Step 5: Choose a clinic that offers both expertise and empathy
Fertility care works best when medical accuracy and compassionate communication come together.
Secondary infertility can feel especially difficult because it often arrives with surprise. You may have conceived before, but fertility can change with age, health, reproductive conditions, sperm factors, and life events. The good news is that the problem can be evaluated, and treatment options do exist.
The most important step is not self-blame. It is getting the right guidance.
For couples looking for ivf in nepal, ivf clinic in nepal, ivf center in nepal, or infertility treatment in nepal, a thoughtful fertility assessment can clarify whether IVF is the right next step or whether another treatment path may be more appropriate first.
If you would like to speak with a fertility team in Kathmandu, contact Slavica IVF and Research Center at 9822799666 to discuss your concerns and the next steps in your fertility journey. (Slavica)
Secondary infertility means difficulty getting pregnant again or carrying a pregnancy to term after a previous pregnancy or birth. It is medically recognized and can affect either or both partners.

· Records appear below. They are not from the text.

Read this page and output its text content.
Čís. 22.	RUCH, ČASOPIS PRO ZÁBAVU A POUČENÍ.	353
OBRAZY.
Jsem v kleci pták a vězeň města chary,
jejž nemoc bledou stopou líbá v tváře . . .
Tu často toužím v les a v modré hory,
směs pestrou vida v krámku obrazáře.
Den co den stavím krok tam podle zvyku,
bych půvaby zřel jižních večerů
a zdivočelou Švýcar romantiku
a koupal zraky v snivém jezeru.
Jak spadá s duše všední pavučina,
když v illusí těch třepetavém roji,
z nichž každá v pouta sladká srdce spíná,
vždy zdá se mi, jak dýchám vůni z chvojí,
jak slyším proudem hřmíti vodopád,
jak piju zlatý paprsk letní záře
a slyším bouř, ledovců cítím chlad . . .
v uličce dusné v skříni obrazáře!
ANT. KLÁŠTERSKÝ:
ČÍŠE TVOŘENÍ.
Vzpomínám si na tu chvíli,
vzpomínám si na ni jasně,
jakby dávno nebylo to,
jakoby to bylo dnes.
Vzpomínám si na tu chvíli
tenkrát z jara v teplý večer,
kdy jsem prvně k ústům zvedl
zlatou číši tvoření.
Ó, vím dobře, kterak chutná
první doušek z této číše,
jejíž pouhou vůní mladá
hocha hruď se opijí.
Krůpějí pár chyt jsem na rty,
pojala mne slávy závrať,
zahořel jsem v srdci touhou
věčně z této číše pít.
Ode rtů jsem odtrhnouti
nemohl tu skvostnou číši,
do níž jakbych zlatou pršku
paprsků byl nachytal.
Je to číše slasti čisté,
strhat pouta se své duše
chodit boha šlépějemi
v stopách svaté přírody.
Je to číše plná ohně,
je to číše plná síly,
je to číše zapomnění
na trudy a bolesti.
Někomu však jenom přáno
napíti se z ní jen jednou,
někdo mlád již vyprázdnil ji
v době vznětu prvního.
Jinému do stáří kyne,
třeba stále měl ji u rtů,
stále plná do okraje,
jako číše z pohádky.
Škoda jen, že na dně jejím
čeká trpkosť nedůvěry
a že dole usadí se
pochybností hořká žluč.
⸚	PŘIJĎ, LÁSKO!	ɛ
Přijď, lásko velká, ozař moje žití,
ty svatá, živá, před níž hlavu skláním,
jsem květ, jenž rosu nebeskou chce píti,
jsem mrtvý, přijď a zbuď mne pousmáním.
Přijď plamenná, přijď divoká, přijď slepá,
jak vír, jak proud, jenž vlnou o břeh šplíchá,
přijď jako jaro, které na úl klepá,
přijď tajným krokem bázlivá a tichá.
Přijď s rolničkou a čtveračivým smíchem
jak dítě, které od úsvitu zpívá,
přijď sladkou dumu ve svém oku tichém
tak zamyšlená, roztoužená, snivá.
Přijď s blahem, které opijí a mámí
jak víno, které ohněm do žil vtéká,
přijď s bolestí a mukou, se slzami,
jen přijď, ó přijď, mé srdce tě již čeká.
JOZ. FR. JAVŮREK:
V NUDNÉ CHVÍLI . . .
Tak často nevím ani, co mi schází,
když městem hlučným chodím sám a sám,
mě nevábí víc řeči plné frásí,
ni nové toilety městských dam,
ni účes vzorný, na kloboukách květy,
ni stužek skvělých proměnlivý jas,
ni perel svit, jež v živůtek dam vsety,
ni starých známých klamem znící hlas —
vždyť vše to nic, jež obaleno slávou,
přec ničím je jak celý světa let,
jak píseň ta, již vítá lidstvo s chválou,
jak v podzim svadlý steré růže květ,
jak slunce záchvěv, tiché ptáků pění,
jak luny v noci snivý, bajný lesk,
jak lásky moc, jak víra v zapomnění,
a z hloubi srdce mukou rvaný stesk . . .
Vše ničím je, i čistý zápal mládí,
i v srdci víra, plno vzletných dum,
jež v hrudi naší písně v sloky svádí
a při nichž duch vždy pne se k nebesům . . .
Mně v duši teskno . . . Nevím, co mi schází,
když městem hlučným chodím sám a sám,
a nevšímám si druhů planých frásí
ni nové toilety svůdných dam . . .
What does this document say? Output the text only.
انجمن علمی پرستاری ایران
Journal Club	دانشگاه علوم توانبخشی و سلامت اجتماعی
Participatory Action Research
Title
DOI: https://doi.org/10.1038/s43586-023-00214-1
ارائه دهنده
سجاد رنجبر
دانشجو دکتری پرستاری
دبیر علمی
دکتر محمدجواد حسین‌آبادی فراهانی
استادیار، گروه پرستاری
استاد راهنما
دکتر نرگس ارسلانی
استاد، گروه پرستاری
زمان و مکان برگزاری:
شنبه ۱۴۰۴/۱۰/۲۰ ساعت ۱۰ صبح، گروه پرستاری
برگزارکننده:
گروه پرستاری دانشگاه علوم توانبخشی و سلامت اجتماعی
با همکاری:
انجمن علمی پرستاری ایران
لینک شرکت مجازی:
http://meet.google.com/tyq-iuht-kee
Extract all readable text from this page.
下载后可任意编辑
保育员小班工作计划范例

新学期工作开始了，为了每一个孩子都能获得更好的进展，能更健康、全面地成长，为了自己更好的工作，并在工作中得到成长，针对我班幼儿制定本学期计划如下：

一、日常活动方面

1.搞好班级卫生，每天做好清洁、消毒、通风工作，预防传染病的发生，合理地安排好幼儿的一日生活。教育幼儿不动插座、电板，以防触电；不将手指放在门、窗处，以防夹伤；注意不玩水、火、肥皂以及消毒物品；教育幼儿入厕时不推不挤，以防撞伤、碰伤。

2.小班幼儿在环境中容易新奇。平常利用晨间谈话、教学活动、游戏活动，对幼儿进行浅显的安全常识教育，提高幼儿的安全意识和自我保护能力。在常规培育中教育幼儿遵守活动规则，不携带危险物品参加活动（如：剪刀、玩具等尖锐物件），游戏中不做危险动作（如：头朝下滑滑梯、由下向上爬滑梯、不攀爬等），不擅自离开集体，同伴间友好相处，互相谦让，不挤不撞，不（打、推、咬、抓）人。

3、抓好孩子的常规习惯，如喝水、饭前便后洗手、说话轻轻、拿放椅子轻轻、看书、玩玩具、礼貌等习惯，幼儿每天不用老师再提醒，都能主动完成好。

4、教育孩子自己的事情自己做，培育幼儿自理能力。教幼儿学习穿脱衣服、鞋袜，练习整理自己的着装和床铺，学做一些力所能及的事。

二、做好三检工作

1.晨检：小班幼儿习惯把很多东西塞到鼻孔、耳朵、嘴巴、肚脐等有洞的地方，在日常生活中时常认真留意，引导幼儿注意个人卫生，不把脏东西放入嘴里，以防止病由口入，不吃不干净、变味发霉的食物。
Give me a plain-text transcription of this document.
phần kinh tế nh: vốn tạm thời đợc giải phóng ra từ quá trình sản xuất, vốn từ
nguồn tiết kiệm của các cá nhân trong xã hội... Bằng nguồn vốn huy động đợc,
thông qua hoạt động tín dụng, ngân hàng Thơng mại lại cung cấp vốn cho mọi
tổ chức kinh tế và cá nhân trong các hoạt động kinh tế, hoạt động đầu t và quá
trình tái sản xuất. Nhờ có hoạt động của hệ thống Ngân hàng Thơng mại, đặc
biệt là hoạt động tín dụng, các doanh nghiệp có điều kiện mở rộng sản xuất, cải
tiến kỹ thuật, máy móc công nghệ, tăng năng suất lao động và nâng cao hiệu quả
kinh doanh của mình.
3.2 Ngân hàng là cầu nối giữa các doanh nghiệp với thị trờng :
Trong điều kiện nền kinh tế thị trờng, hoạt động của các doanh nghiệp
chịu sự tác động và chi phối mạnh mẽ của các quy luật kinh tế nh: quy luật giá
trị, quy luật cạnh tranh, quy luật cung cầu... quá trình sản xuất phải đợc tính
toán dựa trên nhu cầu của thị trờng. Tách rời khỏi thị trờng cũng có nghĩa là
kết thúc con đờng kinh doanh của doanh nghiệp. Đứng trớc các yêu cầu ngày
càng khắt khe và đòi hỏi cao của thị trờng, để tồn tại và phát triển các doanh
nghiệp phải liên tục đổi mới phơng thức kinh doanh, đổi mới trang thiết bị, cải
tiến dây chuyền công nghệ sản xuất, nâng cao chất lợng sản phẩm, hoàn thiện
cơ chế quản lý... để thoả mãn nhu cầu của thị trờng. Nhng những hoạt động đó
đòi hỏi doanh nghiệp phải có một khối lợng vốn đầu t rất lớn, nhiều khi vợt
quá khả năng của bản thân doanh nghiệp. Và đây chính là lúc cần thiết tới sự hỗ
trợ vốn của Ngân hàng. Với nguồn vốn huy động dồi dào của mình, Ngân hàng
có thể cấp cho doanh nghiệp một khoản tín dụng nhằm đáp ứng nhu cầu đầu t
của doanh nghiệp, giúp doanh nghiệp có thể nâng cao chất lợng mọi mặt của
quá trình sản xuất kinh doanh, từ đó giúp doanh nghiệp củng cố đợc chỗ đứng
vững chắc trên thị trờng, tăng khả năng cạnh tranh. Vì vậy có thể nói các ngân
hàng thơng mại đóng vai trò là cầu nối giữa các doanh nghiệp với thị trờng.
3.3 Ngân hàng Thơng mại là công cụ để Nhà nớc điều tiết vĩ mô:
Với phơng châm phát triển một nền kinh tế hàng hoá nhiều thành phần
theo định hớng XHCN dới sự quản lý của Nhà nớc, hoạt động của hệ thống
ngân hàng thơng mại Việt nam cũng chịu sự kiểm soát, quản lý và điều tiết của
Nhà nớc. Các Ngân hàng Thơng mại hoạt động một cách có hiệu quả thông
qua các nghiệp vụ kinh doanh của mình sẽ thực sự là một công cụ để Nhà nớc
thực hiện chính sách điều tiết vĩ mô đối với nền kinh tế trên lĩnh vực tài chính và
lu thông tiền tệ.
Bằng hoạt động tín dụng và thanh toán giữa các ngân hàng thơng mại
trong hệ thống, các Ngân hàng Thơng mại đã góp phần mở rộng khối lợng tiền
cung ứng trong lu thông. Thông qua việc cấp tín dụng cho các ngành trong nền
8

Yes. A previous pregnancy does not guarantee future fertility. Age, ovulation changes, sperm issues, tubal damage, uterine conditions, endometriosis, surgery, and health changes can all contribute later.
Generally, after 12 months of trying if under 35, or after 6 months if 35 or older. You may need earlier evaluation if you have irregular periods, endometriosis, repeated miscarriage, or known fertility concerns.
No. Some cases may respond to lifestyle changes, ovulation treatment, or other targeted care. IVF is one option and is usually recommended when it fits the diagnosis, such as tubal problems, significant male factor infertility, age-related decline, or failed previous treatments.
Yes. Fertility evaluation often needs to include both partners, because male factors can contribute significantly to infertility.
Common evaluation steps may include history-taking, cycle review, hormone or ovulation assessment, ultrasound, uterine or tubal testing, and semen analysis. The exact plan depends on your history.
PGT stands for preimplantation genetic testing. Slavica describes it as screening embryos for genetic abnormalities before transfer in selected IVF cases .
Patients looking for fertility care in Kathmandu can explore Slavica IVF and Research Center, which highlights IVF, PGT, advanced reproductive technology, and specialist-led fertility services on its website.